Essa divergência, embora natural em uma corte plural, ganha contornos preocupantes quando se trata da defesa da ordem constitucional. Em um momento de tamanha fragilidade institucional, a inconsistência não é apenas técnica; é política e simbólica, alimentando a narrativa de setores que negam ou relativizam a gravidade do que ocorreu.
CONSISTÊNCIA – A defesa da Constituição exige consistência. Se o Supremo reconheceu, em reiteradas decisões, que os atos do 8 de janeiro representaram a maior agressão à democracia desde o fim da ditadura, torna-se paradoxal que um de seus ministros, ao julgar os mesmos fatos, relativize sua gravidade com base em supostas insuficiências processuais.
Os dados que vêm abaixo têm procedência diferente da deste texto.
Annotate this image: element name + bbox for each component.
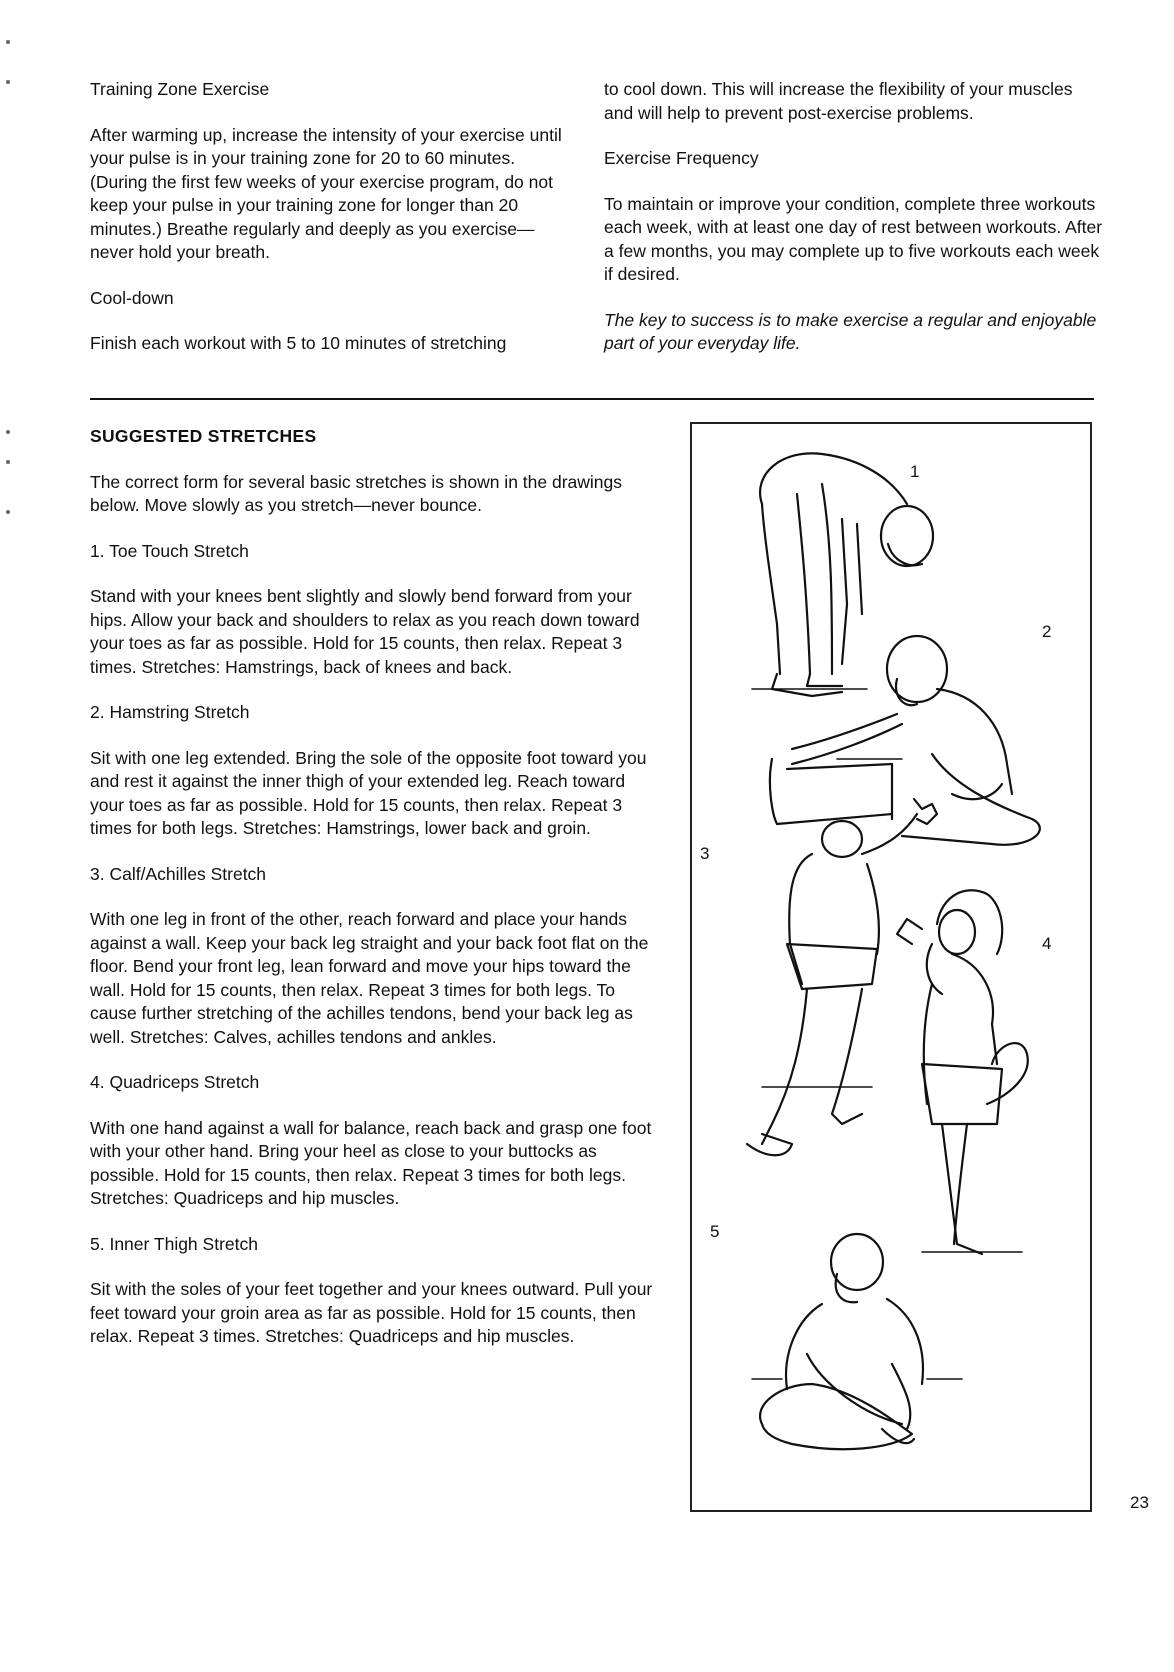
stretches-intro: The correct form for several basic stretches is shown in the drawings below. Move slowly as you stretch—never bounce.	[90, 471, 623, 515]
figure-label-3: 3	[700, 844, 710, 863]
top-left-column	[90, 78, 570, 378]
stretch-3-body: With one leg in front of the other, reach forward and place your hands against a wall. Keep your back leg straight and your back foot flat on the floor. Bend your front leg, lean forward and move your hips toward the wall. Hold for 15 counts, then relax. Repeat 3 times for both legs. To cause further stretching of the achilles tendons, bend your back leg as well. Stretches: Calves, achilles tendons and ankles.	[90, 909, 649, 1047]
figure-label-1: 1	[910, 462, 920, 481]
scan-speck	[6, 80, 10, 84]
exercise-frequency-heading: Exercise Frequency	[604, 148, 759, 168]
scan-speck	[6, 430, 10, 434]
toe-touch-figure	[752, 453, 933, 696]
top-right-column	[604, 78, 1104, 378]
cool-down-heading: Cool-down	[90, 287, 174, 308]
figure-label-4: 4	[1042, 934, 1052, 953]
scan-speck	[6, 510, 10, 514]
stretch-5-body: Sit with the soles of your feet together and your knees outward. Pull your feet toward your groin area as far as possible. Hold for 15 counts, then relax. Repeat 3 times. Stretches: Quadriceps and hip muscles.	[90, 1279, 653, 1346]
stretch-4-body: With one hand against a wall for balance, reach back and grasp one foot with your other hand. Bring your heel as close to your buttocks as possible. Hold for 15 counts, then relax. Repeat 3 times for both legs. Stretches: Quadriceps and hip muscles.	[90, 1117, 652, 1208]
key-to-success-statement: The key to success is to make exercise a regular and enjoyable part of your everyday life.	[604, 309, 1097, 353]
stretch-2-body: Sit with one leg extended. Bring the sole of the opposite foot toward you and rest it against the inner thigh of your extended leg. Reach toward your toes as far as possible. Hold for 15 counts, then relax. Repeat 3 times for both legs. Stretches: Hamstrings, lower back and groin.	[90, 747, 647, 838]
training-zone-body: After warming up, increase the intensity of your exercise until your pulse is in your training zone for 20 to 60 minutes. (During the first few weeks of your exercise program, do not keep your pulse in your training zone for longer than 20 minutes.) Breathe regularly and deeply as you exercise—never hold your breath.	[90, 124, 562, 262]
inner-thigh-figure	[752, 1234, 962, 1449]
stretch-2-title: 2. Hamstring Stretch	[90, 702, 250, 722]
figure-label-5: 5	[710, 1222, 720, 1241]
stretch-4-title: 4. Quadriceps Stretch	[90, 1072, 260, 1092]
calf-achilles-figure	[747, 799, 937, 1155]
section-divider	[90, 398, 1094, 400]
figure-label-2: 2	[1042, 622, 1052, 641]
stretch-illustrations	[690, 422, 1092, 1512]
suggested-stretches-heading: SUGGESTED STRETCHES	[90, 426, 317, 446]
scan-speck	[6, 460, 10, 464]
page-number: 23	[1130, 1493, 1149, 1512]
exercise-frequency-body: To maintain or improve your condition, complete three workouts each week, with at least one day of rest between workouts. After a few months, you may complete up to five workouts each week if desired.	[604, 193, 1103, 284]
stretch-3-title: 3. Calf/Achilles Stretch	[90, 863, 267, 884]
quadriceps-figure	[897, 890, 1028, 1254]
stretch-1-body: Stand with your knees bent slightly and slowly bend forward from your hips. Allow your back and shoulders to relax as you reach down toward your toes as far as possible. Hold for 15 counts, then relax. Repeat 3 times. Stretches: Hamstrings, back of knees and back.	[90, 586, 640, 677]
stretch-5-title: 5. Inner Thigh Stretch	[90, 1233, 258, 1254]
cool-down-body: Finish each workout with 5 to 10 minutes of stretching	[90, 333, 507, 353]
cool-down-continuation: to cool down. This will increase the flexibility of your muscles and will help to prevent post-exercise problems.	[604, 79, 1073, 123]
stretch-1-title: 1. Toe Touch Stretch	[90, 540, 249, 561]
scan-speck	[6, 40, 10, 44]
suggested-stretches-section	[90, 425, 655, 1371]
training-zone-heading: Training Zone Exercise	[90, 79, 270, 99]
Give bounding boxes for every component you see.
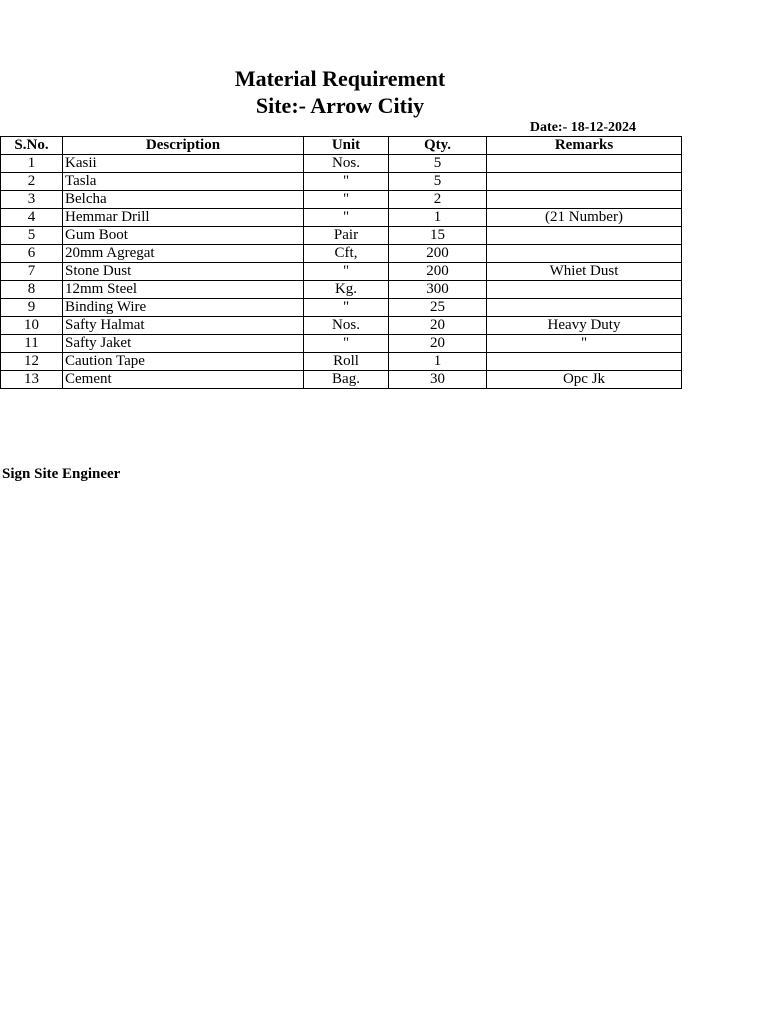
cell-remarks: Heavy Duty — [487, 317, 682, 335]
material-table — [0, 136, 682, 389]
cell-unit: Nos. — [304, 317, 389, 335]
cell-remarks — [487, 155, 682, 173]
table-row — [1, 263, 682, 281]
cell-qty: 15 — [389, 227, 487, 245]
cell-description: Tasla — [63, 173, 304, 191]
table-row — [1, 353, 682, 371]
cell-qty: 5 — [389, 173, 487, 191]
cell-remarks — [487, 245, 682, 263]
cell-description: Binding Wire — [63, 299, 304, 317]
cell-description: Cement — [63, 371, 304, 389]
column-header-sno: S.No. — [1, 137, 63, 155]
cell-sno: 12 — [1, 353, 63, 371]
signature-label: Sign Site Engineer — [2, 466, 121, 482]
table-row — [1, 209, 682, 227]
cell-remarks — [487, 353, 682, 371]
cell-unit: " — [304, 191, 389, 209]
cell-remarks: Whiet Dust — [487, 263, 682, 281]
cell-description: Belcha — [63, 191, 304, 209]
table-row — [1, 281, 682, 299]
cell-unit: Roll — [304, 353, 389, 371]
cell-description: Stone Dust — [63, 263, 304, 281]
cell-remarks: Opc Jk — [487, 371, 682, 389]
table-row — [1, 227, 682, 245]
table-row — [1, 335, 682, 353]
cell-sno: 1 — [1, 155, 63, 173]
cell-unit: " — [304, 299, 389, 317]
cell-qty: 200 — [389, 245, 487, 263]
column-header-qty: Qty. — [389, 137, 487, 155]
cell-qty: 1 — [389, 209, 487, 227]
cell-qty: 20 — [389, 335, 487, 353]
cell-sno: 11 — [1, 335, 63, 353]
cell-qty: 1 — [389, 353, 487, 371]
cell-sno: 10 — [1, 317, 63, 335]
cell-sno: 2 — [1, 173, 63, 191]
cell-sno: 13 — [1, 371, 63, 389]
cell-sno: 9 — [1, 299, 63, 317]
cell-unit: " — [304, 263, 389, 281]
cell-description: 12mm Steel — [63, 281, 304, 299]
cell-sno: 3 — [1, 191, 63, 209]
cell-description: Gum Boot — [63, 227, 304, 245]
cell-sno: 8 — [1, 281, 63, 299]
cell-description: Kasii — [63, 155, 304, 173]
cell-description: 20mm Agregat — [63, 245, 304, 263]
document-date: Date:- 18-12-2024 — [529, 120, 637, 135]
cell-unit: Nos. — [304, 155, 389, 173]
cell-remarks: " — [487, 335, 682, 353]
cell-sno: 7 — [1, 263, 63, 281]
document-title: Material Requirement — [234, 66, 446, 91]
cell-description: Hemmar Drill — [63, 209, 304, 227]
table-row — [1, 245, 682, 263]
cell-qty: 2 — [389, 191, 487, 209]
cell-unit: " — [304, 335, 389, 353]
table-row — [1, 371, 682, 389]
cell-qty: 300 — [389, 281, 487, 299]
cell-unit: Kg. — [304, 281, 389, 299]
cell-unit: " — [304, 209, 389, 227]
cell-sno: 4 — [1, 209, 63, 227]
cell-description: Safty Jaket — [63, 335, 304, 353]
cell-remarks — [487, 281, 682, 299]
cell-sno: 6 — [1, 245, 63, 263]
cell-qty: 5 — [389, 155, 487, 173]
column-header-unit: Unit — [304, 137, 389, 155]
cell-description: Caution Tape — [63, 353, 304, 371]
cell-remarks — [487, 173, 682, 191]
table-row — [1, 191, 682, 209]
table-row — [1, 299, 682, 317]
table-header-row — [1, 137, 682, 155]
cell-qty: 200 — [389, 263, 487, 281]
cell-unit: Bag. — [304, 371, 389, 389]
table-row — [1, 317, 682, 335]
cell-unit: " — [304, 173, 389, 191]
cell-qty: 20 — [389, 317, 487, 335]
table-row — [1, 173, 682, 191]
cell-remarks — [487, 191, 682, 209]
column-header-remarks: Remarks — [487, 137, 682, 155]
cell-description: Safty Halmat — [63, 317, 304, 335]
cell-remarks: (21 Number) — [487, 209, 682, 227]
site-name: Site:- Arrow Citiy — [255, 93, 425, 118]
table-row — [1, 155, 682, 173]
cell-remarks — [487, 227, 682, 245]
cell-qty: 25 — [389, 299, 487, 317]
cell-unit: Cft, — [304, 245, 389, 263]
column-header-description: Description — [63, 137, 304, 155]
cell-qty: 30 — [389, 371, 487, 389]
cell-unit: Pair — [304, 227, 389, 245]
cell-remarks — [487, 299, 682, 317]
cell-sno: 5 — [1, 227, 63, 245]
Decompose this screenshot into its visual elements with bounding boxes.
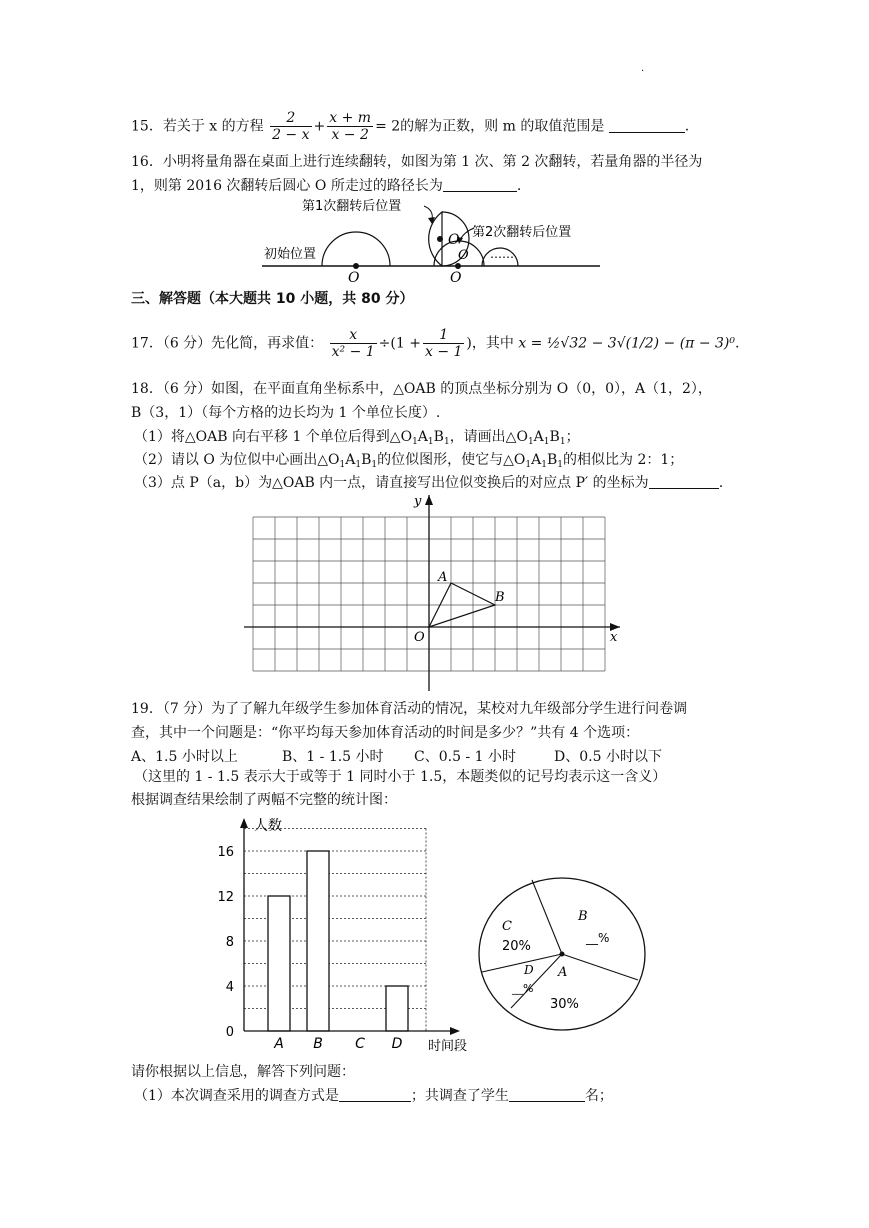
q19-line-7c: 名； [584, 1088, 613, 1104]
q15-answer-blank[interactable] [609, 118, 685, 133]
bar-x-tick-label: B [313, 1036, 323, 1052]
q18-l3e: A [533, 429, 544, 445]
bar-d [386, 986, 408, 1031]
bar-x-tick-label: A [274, 1036, 284, 1052]
q18-l4b: A [345, 452, 356, 468]
sub-1: 1 [339, 460, 346, 470]
bar-y-tick-label: 8 [225, 935, 234, 950]
bar-y-tick-label: 4 [225, 980, 234, 995]
y-axis-arrow [425, 495, 433, 505]
sub-1: 1 [443, 437, 450, 447]
q15-fraction-1 [270, 110, 311, 143]
point-b-label: B [495, 590, 505, 605]
q15-frac1-num: 2 [270, 110, 311, 127]
q19-line-1: 19．（7 分）为了了解九年级学生参加体育活动的情况，某校对九年级部分学生进行问卷调 [131, 701, 688, 717]
pie-value-a: 30% [550, 997, 579, 1012]
q19-option-c: C、0.5 - 1 小时 [414, 749, 516, 765]
coordinate-grid [244, 493, 624, 693]
x-axis-label: x [610, 630, 618, 645]
pie-divider-a-b [562, 954, 638, 980]
q17-fraction-2 [423, 327, 464, 360]
q19-student-count-blank[interactable] [509, 1087, 585, 1102]
sub-1: 1 [355, 460, 362, 470]
q19-line-7 [134, 1087, 613, 1105]
q15-frac2-num: x + m [329, 110, 372, 126]
q17-fraction-1 [330, 327, 377, 360]
q18-l4g: 的相似比为 2：1； [563, 452, 684, 468]
q18-line-3 [134, 428, 580, 451]
pie-chart [476, 874, 652, 1034]
q17-end: . [734, 335, 740, 352]
protractor-figure [262, 196, 606, 288]
point-a-label: A [438, 570, 448, 585]
label-o-second: O [450, 270, 462, 286]
pie-divider-c-d [482, 954, 562, 972]
sub-1: 1 [559, 437, 566, 447]
bar-a [268, 896, 290, 1031]
q18-l3c: B [433, 429, 444, 445]
q17-paren-open: (1 + [390, 335, 421, 352]
q18-line-5 [134, 474, 723, 492]
q17-paren-close: ) [466, 335, 472, 352]
q17-frac2-den: x − 1 [424, 344, 463, 360]
bar-x-label: 时间段 [428, 1039, 468, 1054]
q16-line-2-text: 1，则第 2016 次翻转后圆心 O 所走过的路径长为 [131, 178, 443, 194]
q15-number: 15． [131, 118, 163, 135]
origin-label: O [414, 630, 425, 645]
q18-l4f: B [547, 452, 558, 468]
q18-l3d: ，请画出△O [449, 429, 528, 445]
q16-end: . [516, 178, 522, 194]
sub-1: 1 [557, 460, 564, 470]
bar-y-tick-label: 0 [225, 1025, 234, 1040]
bar-x-tick-label: D [391, 1036, 403, 1052]
q15-frac2-den: x − 2 [331, 127, 369, 143]
pie-label-c: C [502, 919, 512, 934]
q18-line-5-text: （3）点 P（a，b）为△OAB 内一点，请直接写出位似变换后的对应点 P′ 的坐标为 [134, 475, 649, 491]
bar-y-tick-label: 12 [217, 890, 234, 905]
pie-value-d: __% [512, 982, 534, 995]
sub-1: 1 [541, 460, 547, 470]
q15-equals: = 2 [375, 118, 401, 135]
sub-1: 1 [427, 437, 434, 447]
q15-end: . [684, 118, 690, 135]
pie-label-a: A [558, 965, 568, 980]
sub-1: 1 [412, 437, 418, 447]
sub-1: 1 [543, 437, 550, 447]
initial-protractor [322, 232, 390, 266]
page-dot: · [641, 66, 645, 77]
bar-x-axis-arrow [450, 1027, 460, 1035]
q15-plus: + [313, 118, 326, 135]
second-center-dot [455, 263, 461, 269]
label-first-flip: 第1次翻转后位置 [302, 199, 402, 214]
q18-l3g: ； [565, 429, 580, 445]
bar-y-label: 人数 [254, 818, 282, 834]
sub-1: 1 [527, 437, 534, 447]
q17-frac-den: x² − 1 [331, 344, 375, 360]
q16-answer-blank[interactable] [443, 177, 517, 192]
pie-value-c: 20% [502, 939, 531, 954]
bar-y-axis-arrow [240, 818, 248, 828]
y-axis-label: y [414, 494, 422, 509]
q19-option-b: B、1 - 1.5 小时 [282, 749, 384, 765]
q18-line-1: 18．（6 分）如图，在平面直角坐标系中，△OAB 的顶点坐标分别为 O（0，0），A（1，2）， [131, 381, 712, 397]
pie-value-b: __% [586, 931, 610, 945]
label-second-flip: 第2次翻转后位置 [472, 225, 572, 240]
label-o-first: O [448, 232, 460, 248]
q17-frac-num: x [330, 327, 377, 344]
initial-center-dot [353, 263, 359, 269]
q19-line-7a: （1）本次调查采用的调查方式是 [134, 1088, 339, 1104]
pie-label-d: D [524, 963, 534, 977]
q17-frac2-num: 1 [423, 327, 464, 344]
pie-center [560, 952, 565, 957]
q18-l4a: （2）请以 O 为位似中心画出△O [134, 452, 340, 468]
q15-frac1-den: 2 − x [272, 127, 310, 143]
q18-line-4 [134, 451, 683, 474]
first-center-dot [437, 236, 443, 242]
bar-chart-x-ticks [273, 1036, 402, 1052]
q19-survey-method-blank[interactable] [339, 1087, 411, 1102]
q18-l3a: （1）将△OAB 向右平移 1 个单位后得到△O [134, 429, 413, 445]
label-initial: 初始位置 [264, 247, 317, 262]
q19-line-7b: ；共调查了学生 [410, 1088, 509, 1104]
sub-1: 1 [371, 460, 378, 470]
q18-l4e: A [531, 452, 542, 468]
ellipsis: …… [490, 247, 514, 261]
label-o-second-upper: O [458, 248, 469, 263]
bar-x-tick-label: C [355, 1036, 365, 1052]
label-o-initial: O [348, 270, 360, 286]
q18-answer-blank[interactable] [649, 474, 719, 489]
pie-divider-b-c [532, 880, 562, 954]
q18-l3f: B [549, 429, 560, 445]
q18-l3b: A [417, 429, 428, 445]
question-15 [131, 110, 689, 143]
bar-b [307, 851, 329, 1031]
q19-option-d: D、0.5 小时以下 [554, 749, 662, 765]
question-17 [131, 327, 739, 360]
pie-label-b: B [578, 909, 588, 924]
q18-line-2: B（3，1）（每个方格的边长均为 1 个单位长度）. [131, 405, 441, 421]
sub-1: 1 [525, 460, 532, 470]
q17-div: ÷ [378, 335, 391, 352]
bar-y-tick-label: 16 [217, 845, 234, 860]
q16-line-2 [131, 177, 521, 195]
q18-end: . [718, 475, 724, 491]
bar-chart-y-ticks [217, 845, 234, 1040]
q15-fraction-2 [327, 110, 373, 143]
q19-line-6: 请你根据以上信息，解答下列问题： [131, 1064, 355, 1080]
q15-text-b: 的解为正数，则 m 的取值范围是 [400, 118, 605, 135]
section-3-title: 三、解答题（本大题共 10 小题，共 80 分） [131, 291, 414, 307]
q17-expression: x = ½√32 − 3√(1/2) − (π − 3)⁰ [518, 335, 735, 352]
q17-prefix: 17．（6 分）先化简，再求值： [131, 335, 324, 352]
q19-line-4: （这里的 1 - 1.5 表示大于或等于 1 同时小于 1.5，本题类似的记号均表示这一含义） [134, 769, 667, 785]
q17-where: ，其中 [471, 335, 514, 352]
q18-l4c: B [361, 452, 372, 468]
q15-text-a: 若关于 x 的方程 [162, 118, 264, 135]
bar-chart [217, 812, 482, 1057]
q19-line-2: 查，其中一个问题是：“你平均每天参加体育活动的时间是多少？”共有 4 个选项： [131, 725, 640, 741]
q18-l4d: 的位似图形，使它与△O [377, 452, 526, 468]
q19-option-a: A、1.5 小时以上 [131, 749, 238, 765]
q19-line-5: 根据调查结果绘制了两幅不完整的统计图： [131, 792, 397, 808]
q16-line-1: 16．小明将量角器在桌面上进行连续翻转，如图为第 1 次、第 2 次翻转，若量角器的半径为 [131, 154, 703, 170]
A função do magistrado não é cegar-se às garantias constitucionais, mas aplicá-las sem que se transformem em pretexto para enfraquecer a própria democracia que sustentam. Em outras palavras, não se pode utilizar a Constituição contra ela mesma. O devido processo legal é um instrumento de justiça, não um álibi para obscurecer condutas que colocam em risco a própria existência do sistema democrático.
A consequência imediata desse voto é política: fortalece narrativas de impunidade, dá munição a discursos negacionistas e fragiliza a imagem do Supremo perante a opinião pública. Mas há também uma consequência jurídica de longo prazo: a insegurança sobre a consistência da jurisprudência da corte.
LEGITIMIDADE – Quando um tribunal oscila entre reconhecer e relativizar a gravidade de fatos tão explícitos, transmite a impressão de que os critérios variam conforme o ministro, e não conforme a Constituição. Essa percepção corrói a legitimidade institucional e expõe o Supremo a ataques ainda mais duros de quem já o vê como um ator político, e não como uma corte constitucional.
O voto de Luiz Fux será lembrado menos pela erudição processual que apresentou e mais pelas contradições que carregou. A democracia brasileira, ferida pelos atos golpistas, não pode se dar ao luxo de decisões que relativizam sua defesa.
O país precisa de uma Justiça firme, transparente e coerente; o que se viu, no entanto, foi um gesto hesitante que prefere se refugiar em formalismos jurídicos a enfrentar a realidade dos fatos. Não se trata de pedir condenações sumárias ou atropelo de garantias — trata-se de exigir que a rigidez processual não seja usada como véu para encobrir aquilo que foi, sim, uma tentativa de golpe contra a democracia.